Inspired by a predictably popular article on this website, I joined up so I could visit the 'exclusive' lounge and experience the website's cheesy titillation at full bore.
Just to blog about it, you understand. It's an interesting sociological and business story. With breasts.
And now apparently my membership card is coming in the mail. I can't wait to enter what I'm sure will be an enthralling world of deodorant-related benefits and privileges.
In the spirit of FHM and Ralph's 'new lad' culture, the Lynx site justifies something that would normally be termed sexist is justified by virtue of it being 'ironic'. Because when its 'mostesses' flash their bazoombas at fans and provide massages right around the country, they do so with an air of wry self-parody. And because everyone involved knows it's tacky, it's not exploitative – it's fun.
And the beautiful thing is, of course, that the male libido is completely irony proof. So we fellas get our jollies – guilt free. Woo hoo. Hell yeah. Rrrrooowww! Etc.

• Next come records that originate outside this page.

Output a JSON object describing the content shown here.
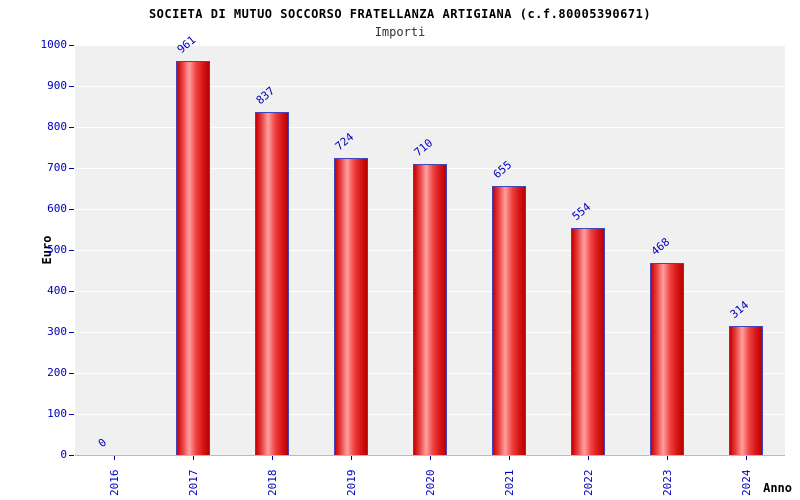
{
  "chart_data": {
    "type": "bar",
    "title": "SOCIETA DI MUTUO SOCCORSO FRATELLANZA ARTIGIANA (c.f.80005390671)",
    "subtitle": "Importi",
    "xlabel": "Anno",
    "ylabel": "Euro",
    "categories": [
      "2016",
      "2017",
      "2018",
      "2019",
      "2020",
      "2021",
      "2022",
      "2023",
      "2024"
    ],
    "values": [
      0,
      961,
      837,
      724,
      710,
      655,
      554,
      468,
      314
    ],
    "ylim": [
      0,
      1000
    ],
    "ytick_step": 100,
    "grid": true,
    "legend": false,
    "colors": {
      "bar_fill": "#e02020",
      "bar_highlight": "#ffa0a0",
      "bar_border": "#4444bb",
      "text_accent": "#0000bb",
      "plot_background": "#f0f0f0",
      "grid_line": "#ffffff"
    }
  }
}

It's been working brilliantly well. I can scarcely believe it, but the SMH article reckons that this strategy has netted them 85% of male deodorant sales in supermarkets. Talk about your Lynx effect. What a brilliant way to convince guys to make themselves smell like a blend of musk LifeSavers and over-ripe tropical fruit.
And you still think that the LynxJet vision of airborne hot tubs is sexist? Well, watch out, because you're about to get egg on your face. "The two most senior marketing executives responsible for Lynx are women and "very much supportive" of the strategy," says the spokesperson. Who just happens to be a man. But he says the women are into it. So there.
While marvelling at the patriarchy's latest brilliant device for getting women to wear hardly any clothes, I realised that there is a victim in all this. As opposed to those wonderfully empowered 'mostesses', of course. And that is the Bahamas' very own LynxAir, an "island happy, people friendly airline flying people, parcels and mail to hot spots in the Caribbean."
Apparently lots of people think that LynxJet is a real airline, and are genuinely disappointed to learn it isn't. So imagine the people who sign up to fly Lynx Air around the Caribbean only to discover no onboard massage, hot tubs or even mostesses.
JetStar nixed the idea of painting a plane in the LynxJet insignia, but those nifty marketing boffins at Unilever (a phallic image if ever I've heard one) shouldn't give up on their dream of seeing their raunchy airline actually existing. All they need is a partnership with those other crusaders for women's liberation, Hooters Air.